Indian announces rear cylinder deactivation on its Thunder Stroke touring bikes
Indian Motorcycles has announced sweeping upgrades to its touring bike lineup for 2019. Chief and Springfield models will now get three ride modes and rear cylinder deactivation, and Roadmasters get beefed-up stereos and "the largest, fastest, most customizable touch screen infotainment system on two wheels."
Whopping great tourers aren't really my bag at this stage of life, but seeing Indian's bikes in the flesh is always impressive.

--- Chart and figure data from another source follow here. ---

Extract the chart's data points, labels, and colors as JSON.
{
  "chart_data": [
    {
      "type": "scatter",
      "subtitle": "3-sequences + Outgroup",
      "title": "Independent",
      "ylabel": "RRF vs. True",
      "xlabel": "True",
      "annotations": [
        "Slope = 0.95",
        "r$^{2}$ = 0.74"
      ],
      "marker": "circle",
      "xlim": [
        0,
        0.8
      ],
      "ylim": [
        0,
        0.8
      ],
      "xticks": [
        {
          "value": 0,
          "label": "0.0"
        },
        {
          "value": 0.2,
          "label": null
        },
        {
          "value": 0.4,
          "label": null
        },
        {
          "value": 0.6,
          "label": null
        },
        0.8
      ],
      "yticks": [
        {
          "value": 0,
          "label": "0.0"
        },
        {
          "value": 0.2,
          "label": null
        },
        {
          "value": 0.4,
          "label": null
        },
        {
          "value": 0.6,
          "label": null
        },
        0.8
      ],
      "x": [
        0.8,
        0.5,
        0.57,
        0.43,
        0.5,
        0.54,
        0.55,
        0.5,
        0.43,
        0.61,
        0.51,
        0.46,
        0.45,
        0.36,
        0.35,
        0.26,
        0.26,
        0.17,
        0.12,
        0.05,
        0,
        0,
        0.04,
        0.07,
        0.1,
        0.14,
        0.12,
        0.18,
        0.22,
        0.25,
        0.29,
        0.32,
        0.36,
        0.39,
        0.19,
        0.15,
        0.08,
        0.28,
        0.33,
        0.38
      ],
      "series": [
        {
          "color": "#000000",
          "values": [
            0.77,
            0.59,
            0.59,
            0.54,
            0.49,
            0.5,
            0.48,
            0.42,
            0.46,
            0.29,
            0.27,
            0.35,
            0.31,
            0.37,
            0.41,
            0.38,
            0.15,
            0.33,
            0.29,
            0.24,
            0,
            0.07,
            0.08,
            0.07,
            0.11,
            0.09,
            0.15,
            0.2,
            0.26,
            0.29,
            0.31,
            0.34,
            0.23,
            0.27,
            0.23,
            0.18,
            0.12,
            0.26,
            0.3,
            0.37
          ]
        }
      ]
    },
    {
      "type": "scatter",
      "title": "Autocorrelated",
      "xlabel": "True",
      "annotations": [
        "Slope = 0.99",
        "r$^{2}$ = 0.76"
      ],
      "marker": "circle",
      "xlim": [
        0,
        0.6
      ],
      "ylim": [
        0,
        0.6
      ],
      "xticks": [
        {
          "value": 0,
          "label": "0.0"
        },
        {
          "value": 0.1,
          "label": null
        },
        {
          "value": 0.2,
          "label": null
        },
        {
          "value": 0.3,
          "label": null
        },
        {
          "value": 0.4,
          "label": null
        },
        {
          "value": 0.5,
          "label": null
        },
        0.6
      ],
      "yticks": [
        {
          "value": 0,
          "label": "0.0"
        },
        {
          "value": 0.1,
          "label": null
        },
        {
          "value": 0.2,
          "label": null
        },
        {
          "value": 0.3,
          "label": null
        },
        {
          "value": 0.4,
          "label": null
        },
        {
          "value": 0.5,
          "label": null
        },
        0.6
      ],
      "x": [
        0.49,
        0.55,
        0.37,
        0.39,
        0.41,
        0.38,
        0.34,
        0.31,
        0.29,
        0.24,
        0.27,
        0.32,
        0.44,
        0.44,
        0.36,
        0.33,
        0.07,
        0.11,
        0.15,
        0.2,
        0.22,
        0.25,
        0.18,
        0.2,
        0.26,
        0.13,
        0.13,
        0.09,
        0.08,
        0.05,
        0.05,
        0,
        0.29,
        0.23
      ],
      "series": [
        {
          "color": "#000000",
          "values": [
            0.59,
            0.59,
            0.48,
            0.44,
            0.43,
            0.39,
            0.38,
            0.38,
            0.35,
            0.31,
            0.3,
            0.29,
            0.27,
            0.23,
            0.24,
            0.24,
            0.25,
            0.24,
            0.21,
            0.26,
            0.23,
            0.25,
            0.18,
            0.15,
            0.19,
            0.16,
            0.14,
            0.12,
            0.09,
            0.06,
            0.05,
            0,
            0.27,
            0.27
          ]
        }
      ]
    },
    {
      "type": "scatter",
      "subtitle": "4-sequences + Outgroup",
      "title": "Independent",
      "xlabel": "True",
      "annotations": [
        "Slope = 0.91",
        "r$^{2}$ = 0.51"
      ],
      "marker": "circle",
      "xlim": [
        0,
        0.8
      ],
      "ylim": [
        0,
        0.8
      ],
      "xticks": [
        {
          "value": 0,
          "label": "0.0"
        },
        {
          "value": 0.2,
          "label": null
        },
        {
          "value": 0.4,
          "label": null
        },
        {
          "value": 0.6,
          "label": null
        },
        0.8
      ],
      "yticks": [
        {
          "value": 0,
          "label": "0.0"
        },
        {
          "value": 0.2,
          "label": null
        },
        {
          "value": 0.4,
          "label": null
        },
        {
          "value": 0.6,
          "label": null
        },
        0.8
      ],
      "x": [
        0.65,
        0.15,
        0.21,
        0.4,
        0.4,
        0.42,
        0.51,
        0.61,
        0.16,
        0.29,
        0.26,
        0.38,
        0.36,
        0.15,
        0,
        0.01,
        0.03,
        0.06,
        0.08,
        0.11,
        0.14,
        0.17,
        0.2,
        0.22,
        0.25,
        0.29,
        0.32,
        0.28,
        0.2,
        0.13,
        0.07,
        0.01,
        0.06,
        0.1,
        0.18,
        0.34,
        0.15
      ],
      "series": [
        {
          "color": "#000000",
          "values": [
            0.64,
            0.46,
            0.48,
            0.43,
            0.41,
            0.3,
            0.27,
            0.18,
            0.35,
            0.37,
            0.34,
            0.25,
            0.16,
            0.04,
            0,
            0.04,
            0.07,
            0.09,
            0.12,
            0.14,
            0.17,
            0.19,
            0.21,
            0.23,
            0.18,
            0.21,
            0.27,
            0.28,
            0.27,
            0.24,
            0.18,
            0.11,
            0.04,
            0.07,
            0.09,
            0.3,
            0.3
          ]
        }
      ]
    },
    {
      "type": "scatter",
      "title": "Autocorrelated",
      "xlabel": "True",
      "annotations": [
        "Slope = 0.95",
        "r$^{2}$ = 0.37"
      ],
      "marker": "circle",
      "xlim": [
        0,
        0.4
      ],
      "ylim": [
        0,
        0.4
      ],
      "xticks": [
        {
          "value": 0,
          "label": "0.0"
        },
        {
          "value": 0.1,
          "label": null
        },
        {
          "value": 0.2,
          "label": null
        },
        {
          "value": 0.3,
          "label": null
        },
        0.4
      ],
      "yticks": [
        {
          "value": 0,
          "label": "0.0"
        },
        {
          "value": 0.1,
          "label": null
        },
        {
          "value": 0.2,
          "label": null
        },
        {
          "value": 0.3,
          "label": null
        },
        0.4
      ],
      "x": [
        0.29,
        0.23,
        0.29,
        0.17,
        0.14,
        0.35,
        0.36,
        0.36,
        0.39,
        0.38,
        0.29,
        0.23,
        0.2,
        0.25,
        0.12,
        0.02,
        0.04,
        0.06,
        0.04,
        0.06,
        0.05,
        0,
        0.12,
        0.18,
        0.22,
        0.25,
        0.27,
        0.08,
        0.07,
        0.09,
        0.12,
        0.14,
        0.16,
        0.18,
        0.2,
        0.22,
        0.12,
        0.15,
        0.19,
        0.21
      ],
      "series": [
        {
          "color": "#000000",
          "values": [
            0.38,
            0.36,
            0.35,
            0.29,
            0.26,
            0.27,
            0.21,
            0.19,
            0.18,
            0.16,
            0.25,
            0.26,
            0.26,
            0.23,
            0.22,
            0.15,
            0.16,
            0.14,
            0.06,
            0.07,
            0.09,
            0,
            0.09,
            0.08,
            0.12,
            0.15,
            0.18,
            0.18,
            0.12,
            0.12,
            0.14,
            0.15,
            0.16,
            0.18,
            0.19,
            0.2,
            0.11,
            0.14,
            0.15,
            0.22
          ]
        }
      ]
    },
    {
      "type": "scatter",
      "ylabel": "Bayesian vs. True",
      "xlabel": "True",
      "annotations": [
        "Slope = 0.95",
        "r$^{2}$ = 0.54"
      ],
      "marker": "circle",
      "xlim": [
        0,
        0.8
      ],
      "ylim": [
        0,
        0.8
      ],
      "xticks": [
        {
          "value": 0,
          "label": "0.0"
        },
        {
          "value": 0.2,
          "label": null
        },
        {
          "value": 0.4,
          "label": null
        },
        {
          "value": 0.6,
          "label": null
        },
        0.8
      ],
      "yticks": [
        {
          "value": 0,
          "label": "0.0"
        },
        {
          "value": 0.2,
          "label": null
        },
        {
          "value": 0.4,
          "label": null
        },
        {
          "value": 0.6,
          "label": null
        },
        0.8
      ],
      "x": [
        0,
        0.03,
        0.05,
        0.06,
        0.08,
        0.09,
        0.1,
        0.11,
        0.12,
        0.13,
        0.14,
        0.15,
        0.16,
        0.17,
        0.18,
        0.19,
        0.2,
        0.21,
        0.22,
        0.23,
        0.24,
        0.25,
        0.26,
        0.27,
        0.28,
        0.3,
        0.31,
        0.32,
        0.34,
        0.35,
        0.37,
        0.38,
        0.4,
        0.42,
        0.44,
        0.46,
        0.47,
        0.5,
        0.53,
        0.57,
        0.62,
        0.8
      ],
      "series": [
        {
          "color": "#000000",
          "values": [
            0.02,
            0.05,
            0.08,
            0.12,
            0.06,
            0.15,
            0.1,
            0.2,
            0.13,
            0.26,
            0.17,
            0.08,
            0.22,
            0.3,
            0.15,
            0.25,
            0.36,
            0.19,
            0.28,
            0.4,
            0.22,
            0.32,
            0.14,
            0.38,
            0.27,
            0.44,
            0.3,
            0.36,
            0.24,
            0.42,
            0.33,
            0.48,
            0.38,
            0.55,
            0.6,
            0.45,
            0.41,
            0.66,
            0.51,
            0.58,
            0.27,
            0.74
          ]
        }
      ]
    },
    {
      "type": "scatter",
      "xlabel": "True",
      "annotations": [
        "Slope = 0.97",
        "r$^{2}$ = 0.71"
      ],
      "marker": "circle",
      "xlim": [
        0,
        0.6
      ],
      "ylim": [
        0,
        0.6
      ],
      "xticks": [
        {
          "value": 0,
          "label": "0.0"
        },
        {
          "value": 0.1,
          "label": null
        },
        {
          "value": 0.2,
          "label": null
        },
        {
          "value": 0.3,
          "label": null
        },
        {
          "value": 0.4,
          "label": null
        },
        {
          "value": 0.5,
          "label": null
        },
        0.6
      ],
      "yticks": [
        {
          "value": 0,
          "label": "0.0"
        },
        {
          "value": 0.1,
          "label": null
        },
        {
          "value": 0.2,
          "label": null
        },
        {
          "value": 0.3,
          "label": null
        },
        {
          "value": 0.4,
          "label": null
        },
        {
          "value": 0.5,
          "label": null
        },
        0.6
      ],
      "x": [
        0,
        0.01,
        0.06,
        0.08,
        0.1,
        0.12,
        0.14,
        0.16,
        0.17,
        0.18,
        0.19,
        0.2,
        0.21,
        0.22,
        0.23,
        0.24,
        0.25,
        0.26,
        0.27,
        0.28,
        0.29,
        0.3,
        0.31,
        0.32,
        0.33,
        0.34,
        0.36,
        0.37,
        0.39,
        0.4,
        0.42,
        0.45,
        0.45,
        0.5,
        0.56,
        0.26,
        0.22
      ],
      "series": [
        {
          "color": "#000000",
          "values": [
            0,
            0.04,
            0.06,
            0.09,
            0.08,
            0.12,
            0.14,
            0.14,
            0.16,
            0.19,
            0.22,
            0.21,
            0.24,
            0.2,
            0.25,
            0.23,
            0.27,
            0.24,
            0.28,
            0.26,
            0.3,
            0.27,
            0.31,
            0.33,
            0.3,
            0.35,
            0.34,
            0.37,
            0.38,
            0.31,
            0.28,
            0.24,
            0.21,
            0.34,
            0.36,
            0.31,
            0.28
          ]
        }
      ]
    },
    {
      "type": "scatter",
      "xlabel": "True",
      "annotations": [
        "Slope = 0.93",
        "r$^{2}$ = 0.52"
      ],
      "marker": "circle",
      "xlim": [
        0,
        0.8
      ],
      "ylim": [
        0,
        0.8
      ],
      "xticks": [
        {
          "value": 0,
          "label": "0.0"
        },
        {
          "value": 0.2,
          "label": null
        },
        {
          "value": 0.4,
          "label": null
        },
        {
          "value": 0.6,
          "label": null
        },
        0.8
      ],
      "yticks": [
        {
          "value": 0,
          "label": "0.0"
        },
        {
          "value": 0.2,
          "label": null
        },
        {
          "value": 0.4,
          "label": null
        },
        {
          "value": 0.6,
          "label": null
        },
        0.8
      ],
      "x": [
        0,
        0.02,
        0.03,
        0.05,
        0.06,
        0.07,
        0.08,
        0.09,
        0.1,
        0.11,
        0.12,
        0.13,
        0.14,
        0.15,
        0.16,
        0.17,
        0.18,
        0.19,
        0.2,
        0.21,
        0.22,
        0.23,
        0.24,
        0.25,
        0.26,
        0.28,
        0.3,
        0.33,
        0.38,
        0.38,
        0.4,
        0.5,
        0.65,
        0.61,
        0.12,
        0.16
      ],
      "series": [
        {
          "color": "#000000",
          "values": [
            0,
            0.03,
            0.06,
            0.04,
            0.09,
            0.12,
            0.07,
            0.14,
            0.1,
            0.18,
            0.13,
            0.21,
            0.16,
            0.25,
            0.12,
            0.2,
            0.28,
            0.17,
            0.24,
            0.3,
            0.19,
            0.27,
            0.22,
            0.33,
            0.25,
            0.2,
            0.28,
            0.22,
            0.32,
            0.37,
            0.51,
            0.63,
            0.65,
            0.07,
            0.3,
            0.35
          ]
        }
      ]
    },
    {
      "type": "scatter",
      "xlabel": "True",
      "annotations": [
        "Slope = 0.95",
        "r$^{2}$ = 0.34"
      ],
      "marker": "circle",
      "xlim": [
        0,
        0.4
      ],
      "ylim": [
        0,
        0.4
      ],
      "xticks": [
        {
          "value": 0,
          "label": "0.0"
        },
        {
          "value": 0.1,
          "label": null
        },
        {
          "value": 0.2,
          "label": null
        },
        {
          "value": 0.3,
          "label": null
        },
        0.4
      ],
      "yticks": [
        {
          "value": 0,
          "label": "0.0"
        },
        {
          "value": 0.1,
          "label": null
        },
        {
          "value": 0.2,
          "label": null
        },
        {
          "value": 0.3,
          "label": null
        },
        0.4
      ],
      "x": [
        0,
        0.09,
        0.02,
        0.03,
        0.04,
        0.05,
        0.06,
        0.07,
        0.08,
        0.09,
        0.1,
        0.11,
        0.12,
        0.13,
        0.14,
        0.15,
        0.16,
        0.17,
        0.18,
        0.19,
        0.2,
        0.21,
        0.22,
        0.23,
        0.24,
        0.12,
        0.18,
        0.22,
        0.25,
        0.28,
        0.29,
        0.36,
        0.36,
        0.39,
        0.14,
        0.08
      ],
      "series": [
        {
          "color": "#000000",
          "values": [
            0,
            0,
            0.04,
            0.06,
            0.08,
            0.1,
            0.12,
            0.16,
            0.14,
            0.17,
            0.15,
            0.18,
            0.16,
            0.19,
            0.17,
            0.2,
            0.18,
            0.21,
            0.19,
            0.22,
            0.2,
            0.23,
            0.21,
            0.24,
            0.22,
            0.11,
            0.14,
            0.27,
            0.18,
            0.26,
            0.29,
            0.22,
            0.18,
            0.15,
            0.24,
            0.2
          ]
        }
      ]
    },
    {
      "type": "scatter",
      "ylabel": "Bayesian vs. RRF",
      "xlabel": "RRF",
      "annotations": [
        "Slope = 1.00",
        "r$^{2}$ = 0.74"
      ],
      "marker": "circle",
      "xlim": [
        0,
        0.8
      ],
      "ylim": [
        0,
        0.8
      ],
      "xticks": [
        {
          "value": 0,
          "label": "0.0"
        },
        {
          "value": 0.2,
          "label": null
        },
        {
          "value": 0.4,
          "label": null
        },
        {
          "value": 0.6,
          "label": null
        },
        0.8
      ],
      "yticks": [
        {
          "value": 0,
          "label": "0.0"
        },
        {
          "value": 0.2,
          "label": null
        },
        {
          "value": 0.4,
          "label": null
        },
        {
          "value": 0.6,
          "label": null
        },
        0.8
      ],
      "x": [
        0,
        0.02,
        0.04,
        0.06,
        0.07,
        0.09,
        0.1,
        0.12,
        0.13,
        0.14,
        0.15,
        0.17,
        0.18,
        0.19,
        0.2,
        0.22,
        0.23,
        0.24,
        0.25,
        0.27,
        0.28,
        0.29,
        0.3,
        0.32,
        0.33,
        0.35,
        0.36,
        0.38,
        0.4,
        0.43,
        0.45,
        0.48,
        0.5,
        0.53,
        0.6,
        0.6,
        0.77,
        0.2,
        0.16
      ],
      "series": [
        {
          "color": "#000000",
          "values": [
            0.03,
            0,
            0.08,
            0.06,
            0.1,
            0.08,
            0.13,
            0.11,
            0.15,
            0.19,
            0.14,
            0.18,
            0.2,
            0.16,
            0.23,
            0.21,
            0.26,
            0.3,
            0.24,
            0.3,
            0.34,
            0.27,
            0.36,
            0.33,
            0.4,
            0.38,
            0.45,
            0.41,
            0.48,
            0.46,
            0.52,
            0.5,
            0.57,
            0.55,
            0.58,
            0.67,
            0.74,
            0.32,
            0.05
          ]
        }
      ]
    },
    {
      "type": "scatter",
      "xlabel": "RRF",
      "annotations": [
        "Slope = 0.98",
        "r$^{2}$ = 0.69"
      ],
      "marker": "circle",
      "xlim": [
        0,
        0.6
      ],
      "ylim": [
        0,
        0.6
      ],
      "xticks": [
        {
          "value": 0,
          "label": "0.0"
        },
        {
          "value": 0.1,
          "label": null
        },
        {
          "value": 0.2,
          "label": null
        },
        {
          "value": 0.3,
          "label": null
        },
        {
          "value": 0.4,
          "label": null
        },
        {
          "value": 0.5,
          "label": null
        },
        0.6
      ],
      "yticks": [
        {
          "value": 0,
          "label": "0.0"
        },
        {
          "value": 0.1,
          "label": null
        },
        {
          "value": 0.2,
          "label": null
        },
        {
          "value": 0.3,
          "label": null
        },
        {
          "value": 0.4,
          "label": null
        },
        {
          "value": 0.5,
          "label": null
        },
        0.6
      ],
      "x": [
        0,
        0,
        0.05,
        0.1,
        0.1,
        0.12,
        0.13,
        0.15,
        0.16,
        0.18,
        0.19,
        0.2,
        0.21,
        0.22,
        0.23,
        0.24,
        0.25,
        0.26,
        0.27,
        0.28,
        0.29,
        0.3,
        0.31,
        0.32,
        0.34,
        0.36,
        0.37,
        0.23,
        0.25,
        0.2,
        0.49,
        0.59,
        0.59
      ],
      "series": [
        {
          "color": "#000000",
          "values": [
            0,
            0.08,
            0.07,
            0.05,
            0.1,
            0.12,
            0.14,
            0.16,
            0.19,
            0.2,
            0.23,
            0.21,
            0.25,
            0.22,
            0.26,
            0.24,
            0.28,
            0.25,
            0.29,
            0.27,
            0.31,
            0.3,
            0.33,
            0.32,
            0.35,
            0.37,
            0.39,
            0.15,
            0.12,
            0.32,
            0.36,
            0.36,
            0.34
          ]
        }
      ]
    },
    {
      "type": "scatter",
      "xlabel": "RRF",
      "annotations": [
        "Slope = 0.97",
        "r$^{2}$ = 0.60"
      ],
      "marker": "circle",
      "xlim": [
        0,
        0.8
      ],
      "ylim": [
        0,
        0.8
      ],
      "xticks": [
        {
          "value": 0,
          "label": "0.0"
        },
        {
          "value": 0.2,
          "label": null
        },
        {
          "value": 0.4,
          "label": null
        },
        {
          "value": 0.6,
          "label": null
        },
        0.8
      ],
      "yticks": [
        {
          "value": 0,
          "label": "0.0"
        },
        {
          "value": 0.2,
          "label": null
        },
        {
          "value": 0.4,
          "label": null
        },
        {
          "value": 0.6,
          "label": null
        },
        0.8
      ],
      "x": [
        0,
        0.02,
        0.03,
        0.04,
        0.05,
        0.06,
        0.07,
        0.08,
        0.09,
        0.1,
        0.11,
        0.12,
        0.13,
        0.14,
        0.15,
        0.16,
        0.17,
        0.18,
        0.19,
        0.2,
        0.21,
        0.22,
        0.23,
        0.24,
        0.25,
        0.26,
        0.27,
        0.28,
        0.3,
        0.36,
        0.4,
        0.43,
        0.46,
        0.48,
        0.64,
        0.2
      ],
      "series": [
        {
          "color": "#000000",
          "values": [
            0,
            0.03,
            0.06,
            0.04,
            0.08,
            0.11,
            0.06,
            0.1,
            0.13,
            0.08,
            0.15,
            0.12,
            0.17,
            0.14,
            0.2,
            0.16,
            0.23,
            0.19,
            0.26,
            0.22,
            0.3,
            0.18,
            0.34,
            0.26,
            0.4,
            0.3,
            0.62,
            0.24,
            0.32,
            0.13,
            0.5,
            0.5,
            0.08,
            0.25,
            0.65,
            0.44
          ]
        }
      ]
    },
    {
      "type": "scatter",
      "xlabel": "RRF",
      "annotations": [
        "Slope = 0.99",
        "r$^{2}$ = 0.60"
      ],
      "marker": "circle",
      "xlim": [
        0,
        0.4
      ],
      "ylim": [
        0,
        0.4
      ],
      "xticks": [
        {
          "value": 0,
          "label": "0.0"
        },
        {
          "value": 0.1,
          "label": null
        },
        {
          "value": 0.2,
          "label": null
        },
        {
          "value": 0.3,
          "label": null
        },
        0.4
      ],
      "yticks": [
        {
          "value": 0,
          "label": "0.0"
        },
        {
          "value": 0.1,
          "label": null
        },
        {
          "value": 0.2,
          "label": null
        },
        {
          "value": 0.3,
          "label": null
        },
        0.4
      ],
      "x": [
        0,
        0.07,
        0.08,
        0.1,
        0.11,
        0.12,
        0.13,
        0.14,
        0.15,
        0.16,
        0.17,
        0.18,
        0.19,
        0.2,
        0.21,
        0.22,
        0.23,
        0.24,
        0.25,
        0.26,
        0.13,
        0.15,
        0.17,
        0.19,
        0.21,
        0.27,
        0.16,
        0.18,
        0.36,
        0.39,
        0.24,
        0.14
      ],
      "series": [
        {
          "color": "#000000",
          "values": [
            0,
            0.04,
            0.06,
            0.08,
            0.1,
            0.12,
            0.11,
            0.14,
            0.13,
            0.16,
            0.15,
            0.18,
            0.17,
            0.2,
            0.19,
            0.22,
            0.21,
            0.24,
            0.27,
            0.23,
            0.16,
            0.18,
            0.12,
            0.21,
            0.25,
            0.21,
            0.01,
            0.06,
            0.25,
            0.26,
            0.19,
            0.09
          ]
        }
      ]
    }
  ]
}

The level of luxury finish and detail on these things is intoxicating, I can imagine owners getting very intimate with a cleaning cloth around the leathery and chromey areas in particular, they're very pretty things.
And now they're a little bit smarter. Indian has significantly upgraded the whole Thunder Stroke III family for 2019. Thunder Stroke, of course, being the name of the 111 cubic inch (1819 cc), 119 lb-ft (161 Nm), basso profundo v-twin motor they share. It's also what they used to call me back in my college days.
Thanks to fly-by-wire (coincidentally, the same name as another college trick of mine), the new Thunder Strokes get multiple riding modes. Tour, Standard and Sport, in this case, each with their own throttle mapping as you'd expect.
More interesting is the rear cylinder deactivation system, designed to combat excessive heat in stop-start traffic (after all, lord knows these battleships won't go in between lanes nearly as easily as smaller bikes). If the ol' Thunder Stroke's warmed up, and the ambient temperature is over 59 degrees Fahrenheit (that's 15 Celsius), then every time the bike comes to a standstill, the rear cylinder will cut out, letting the front one keep the motor spinning.
The instant you touch the throttle, the rear cylinder starts to fire again, putting full power at your disposal at all times but keeping heat under control and possibly saving you a bit of gas.
The new audio system (Roadmaster only) has been well thought out. Tweeters and midrange drivers have been separated for clarity, and a new dynamic equalizer changes the EQ of the sound, as well as the volume, depending on your speed. Effectively, it boosts the frequencies you start losing first as wind, road and the motor's Thunderous Stroking noise picks up. Nice touch!
And speaking of touches, the new Ride Command infotainment system looks like an absolute beast. It's a 7-inch, glove-compatible touchscreen handling navigation, Bluetooth, entertainment and a plethora of vehicle options.
The Thunder Stroke family also comes with some sweet mod-cons: keyless ignition, proper cruise control, ABS. In the case of the Roadmaster, there's now a set of adjustable lower fairings to channel extra airflow your way.
Pricing has also been announced. Here goes: the Chief Dark Horse starts at US$17,999. The Chief Vintage starts at US$19,999. The Springfield starts at US$20,000. The Springfield Dark Horse starts at US$21,499. And you're paying at least US$28,999 for the big daddy Roadmaster. Stroke on!